La colección consta de 16 looks y un 80% fue supervisada por McQueen antes de su muerte. Es una vuelta al trabajo artesanal, a la esencia de la moda y del propio Alexander McQueen. El diseñador decidió alejarse del mundo de internet y centrarse en la experimentación sobre el maniquí y la investigación del arte religioso bizantino. La iconografía religiosa medieval, las madonnas italianas, el dorado de Bizancio y los demonios del Bosco fueron los referentes de esta colección.
Los colores son tremendamente simbólicos: rojo, blanco y dorado. Los estampados, la mayoría digitales, reproducen imágenes religiosas y se complementan con jacquards tejidos a mano como si de brocados medievales se tratara.
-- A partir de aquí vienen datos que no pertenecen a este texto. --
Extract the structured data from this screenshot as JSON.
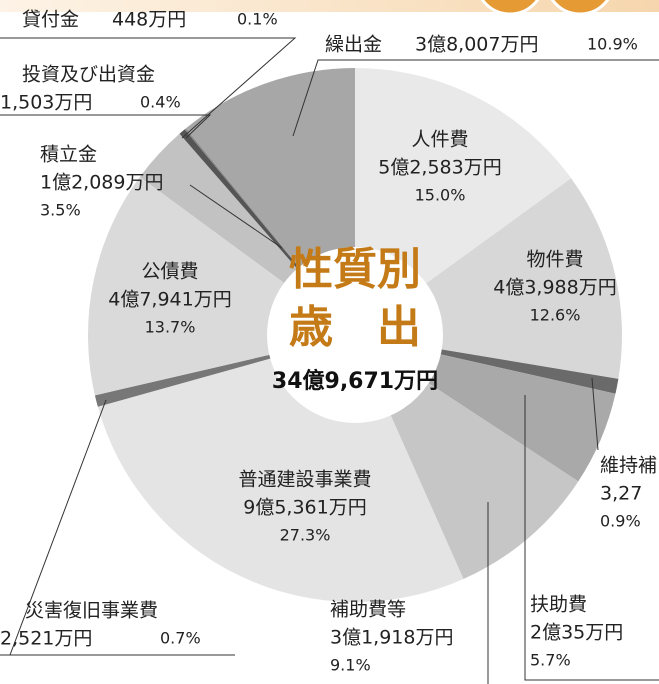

El lujo de los tejidos y su tratamiento se acerca mucho a la Alta Costura que el propio McQueen trabajó en Givenchy allá por el 1997. La colección está llena de plumas, plisados y juegos de volúmenes, señas de identidad de la firma que el diseñador revisó y actualizó de una forma mucho más calmada y simple. Entre los vestidos destacan la serie de blancos, vaporosos cercanos a las deidades. El último estilismo, desarma. Un majestuoso vestido blanco lleno de capas de tul bajo un abrigo dorado, cuajado de plumas desorbitado y genial.
El broche final a una etapa de la firma que se queda sin su cabeza visible. Alexander McQueen, genio hasta el final, responde con esta colección intimista y delicada al sistema actual de la moda cada vez más exigente y con menos creatividad.